Since there was no substantial evidence to support plaintiff's charge of negligence, it follows that defendant was entitled to the peremptory instruction sought at the close of plaintiff's evidence and again at the close of all the evidence, and renewed by its motion for judgment after verdict. Under the ruling in Brennan v. Baltimore & O.R. Co., 2 Cir., 115 F.2d 555, and Brunet v. S. S. Kresge Co., 7 Cir., 115 F.2d 713, it is here entitled to reversal of the judgment and remand of the cause with directions to dismiss the complaint on the merits, and it is so ordered.
MAJOR, Circuit Judge (dissenting).
Under the decision of this court, Eglsaer, Administratrix, etc., v. Scandrett et al., 7 Cir., 151 F.2d 562 (and the cases therein cited and discussed), I feel that this judgment should be affirmed. True, it is a weak case for the plaintiff but I believe there is evidence to go to the jury both on the questions of negligence and proximate cause. The plaintiff testified:
"As the locomotive and tender went around this curve onto track 3 the cab and coal tender were swaying and rocking a lot up and down and sideways, the tender one way and the cab the other, and then up and down as they hit these low joints.
"As we got around the curve I put my knee on the water tender and my hip on the cab of the engine and I held myself out, my arms straight out, and was watching for the signals back of it around that curve, and as we got around that curve, why, the swaying and rocking of it pinched my right knee and my right hip between the cab and coal tender."

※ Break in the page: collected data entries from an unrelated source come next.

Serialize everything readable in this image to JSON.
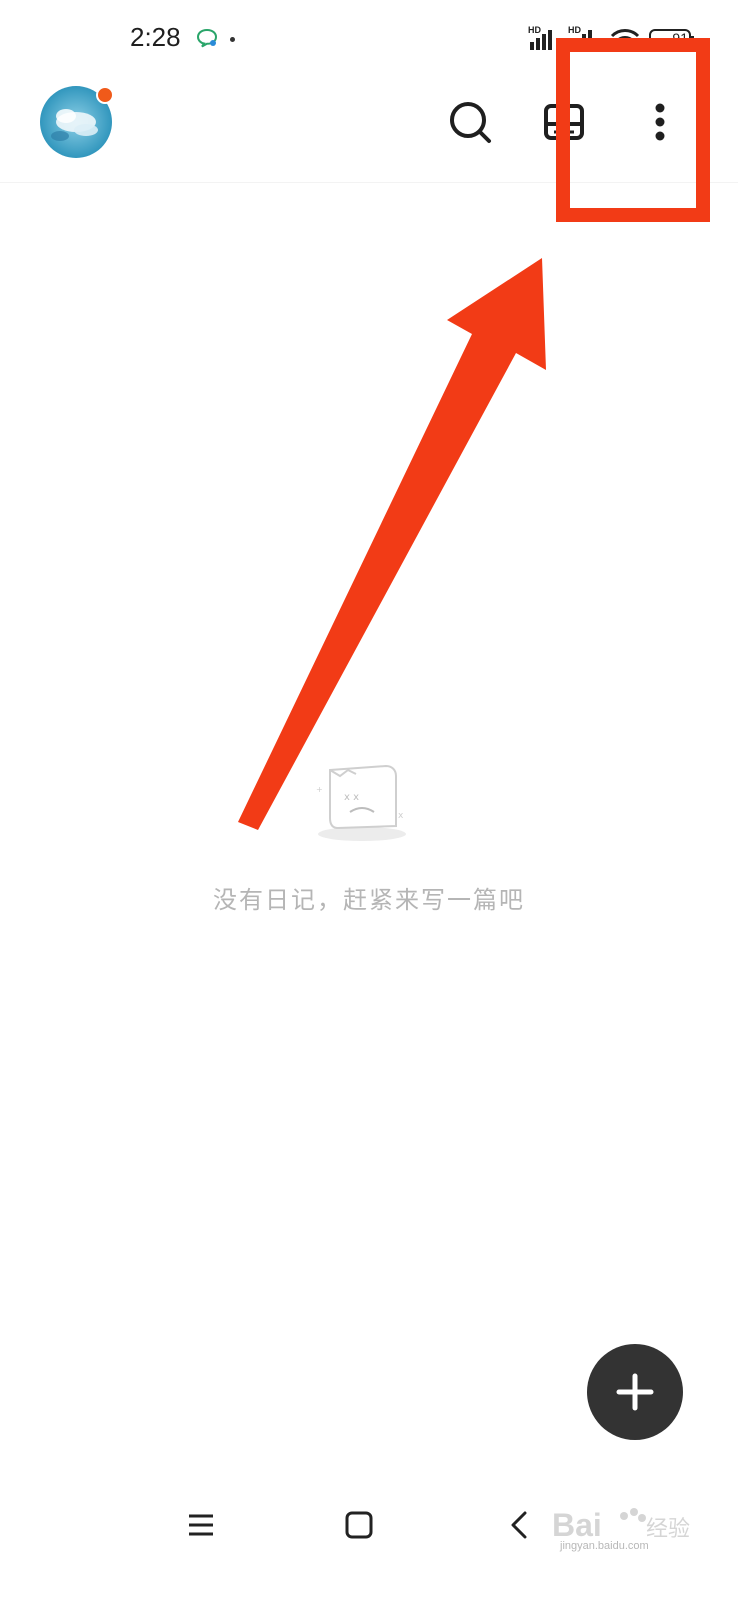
{
  "status_bar": {
    "time": "2:28",
    "chat_icon": "chat-bubble-icon",
    "hd_label": "HD",
    "battery": "91"
  },
  "header": {
    "avatar": "avatar",
    "icons": {
      "search": "search-icon",
      "calendar": "calendar-icon",
      "more": "more-vertical-icon"
    }
  },
  "empty_state": {
    "icon": "empty-diary-icon",
    "message": "没有日记，赶紧来写一篇吧"
  },
  "fab": {
    "icon": "plus-icon"
  },
  "nav_bar": {
    "menu_icon": "menu-icon",
    "home_icon": "home-square-icon",
    "back_icon": "back-chevron-icon"
  },
  "watermark": {
    "brand": "Bai",
    "brand_cn": "经验",
    "url": "jingyan.baidu.com"
  },
  "colors": {
    "annotation": "#f23b16",
    "fab": "#333333",
    "empty_text": "#b5b5b5",
    "badge": "#f05a1a"
  }
}
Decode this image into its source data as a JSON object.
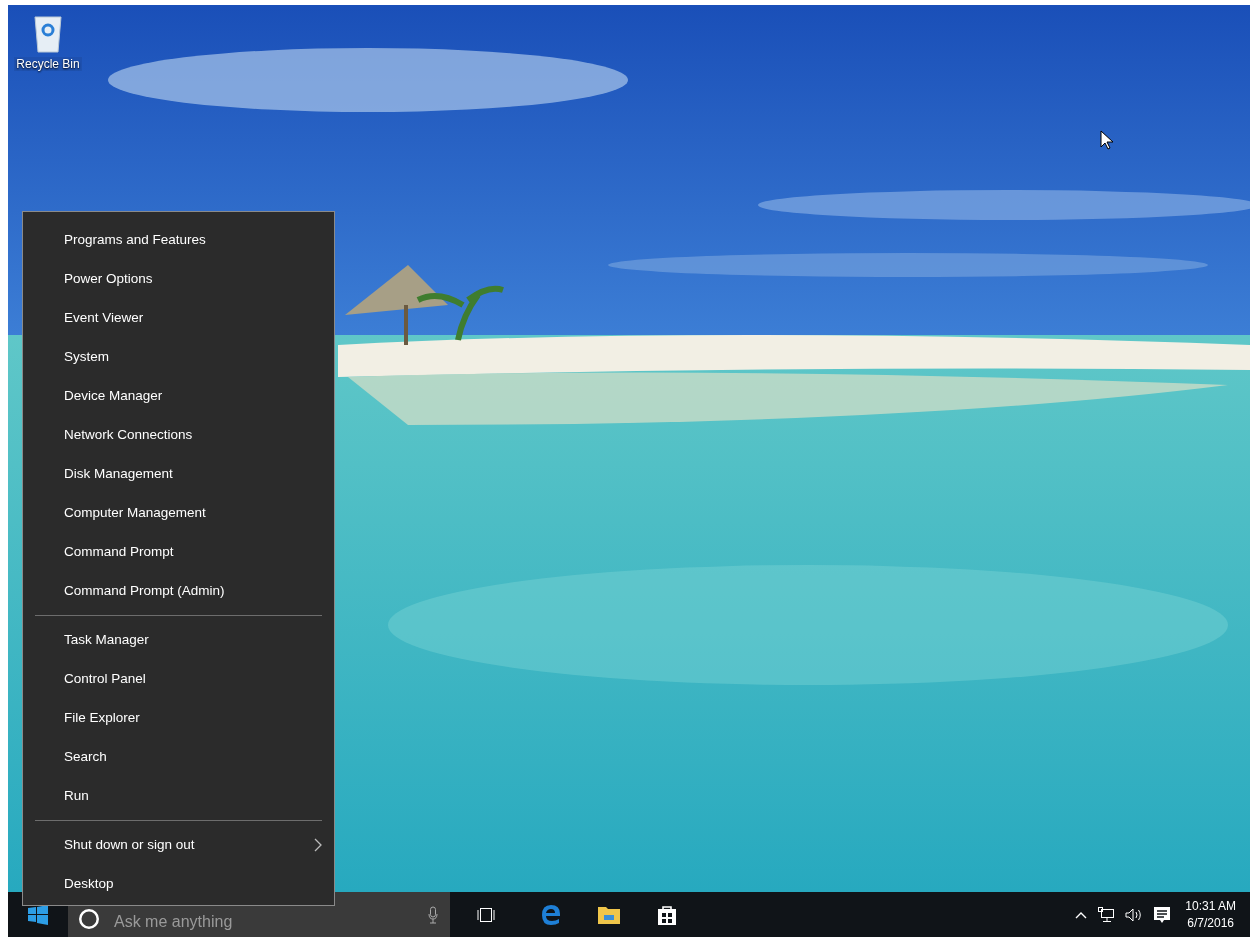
{
  "desktop_icons": [
    {
      "label": "Recycle Bin"
    }
  ],
  "context_menu": {
    "sections": [
      {
        "items": [
          {
            "label": "Programs and Features",
            "kind": "plain"
          },
          {
            "label": "Power Options",
            "kind": "plain"
          },
          {
            "label": "Event Viewer",
            "kind": "plain"
          },
          {
            "label": "System",
            "kind": "plain"
          },
          {
            "label": "Device Manager",
            "kind": "plain"
          },
          {
            "label": "Network Connections",
            "kind": "plain"
          },
          {
            "label": "Disk Management",
            "kind": "plain"
          },
          {
            "label": "Computer Management",
            "kind": "plain"
          },
          {
            "label": "Command Prompt",
            "kind": "plain"
          },
          {
            "label": "Command Prompt (Admin)",
            "kind": "plain"
          }
        ]
      },
      {
        "items": [
          {
            "label": "Task Manager",
            "kind": "plain"
          },
          {
            "label": "Control Panel",
            "kind": "plain"
          },
          {
            "label": "File Explorer",
            "kind": "plain"
          },
          {
            "label": "Search",
            "kind": "plain"
          },
          {
            "label": "Run",
            "kind": "plain"
          }
        ]
      },
      {
        "items": [
          {
            "label": "Shut down or sign out",
            "kind": "submenu"
          },
          {
            "label": "Desktop",
            "kind": "plain"
          }
        ]
      }
    ]
  },
  "taskbar": {
    "search": {
      "placeholder": "Ask me anything"
    },
    "clock": {
      "time": "10:31 AM",
      "date": "6/7/2016"
    }
  }
}
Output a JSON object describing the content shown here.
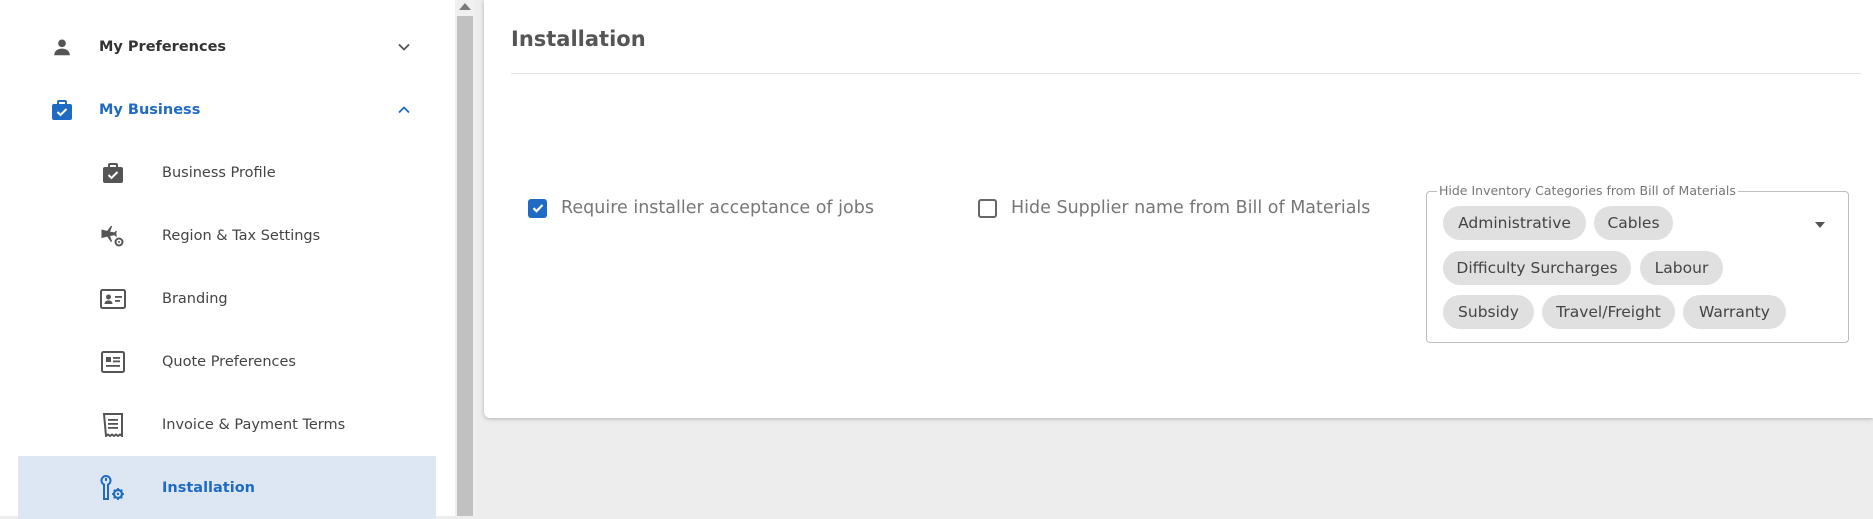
{
  "sidebar": {
    "sections": [
      {
        "label": "My Preferences",
        "icon": "person-icon",
        "state": "collapsed"
      },
      {
        "label": "My Business",
        "icon": "business-check-icon",
        "state": "expanded"
      }
    ],
    "items": [
      {
        "label": "Business Profile",
        "icon": "briefcase-check-icon"
      },
      {
        "label": "Region & Tax Settings",
        "icon": "flight-settings-icon"
      },
      {
        "label": "Branding",
        "icon": "id-card-icon"
      },
      {
        "label": "Quote Preferences",
        "icon": "quote-list-icon"
      },
      {
        "label": "Invoice & Payment Terms",
        "icon": "receipt-icon"
      },
      {
        "label": "Installation",
        "icon": "wrench-gear-icon",
        "active": true
      }
    ]
  },
  "main": {
    "title": "Installation",
    "options": [
      {
        "label": "Require installer acceptance of jobs",
        "checked": true
      },
      {
        "label": "Hide Supplier name from Bill of Materials",
        "checked": false
      }
    ],
    "hide_categories": {
      "legend": "Hide Inventory Categories from Bill of Materials",
      "chips": [
        "Administrative",
        "Cables",
        "Difficulty Surcharges",
        "Labour",
        "Subsidy",
        "Travel/Freight",
        "Warranty"
      ]
    }
  },
  "colors": {
    "accent": "#1f6bc4",
    "active_bg": "#dde7f3",
    "chip_bg": "#e0e0e0",
    "page_bg": "#ededed"
  }
}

In my opinion, the instant case, weak as it is for the plaintiff, is stronger than the case made by the plaintiff in the Eglsaer case. There, we held that the District Court erroneously directed a verdict in favor of the defendant. In the instant case the lower court is to be reversed for its refusal to direct a verdict. While I agreed to the decision in the Eglsaer case with reluctance, I think that consistency requires that I hold for the plaintiff in the instant case. Especially is this so in view of my belief, as stated, that the facts of the instant case are more favorable to the plaintiff than they were in the other case.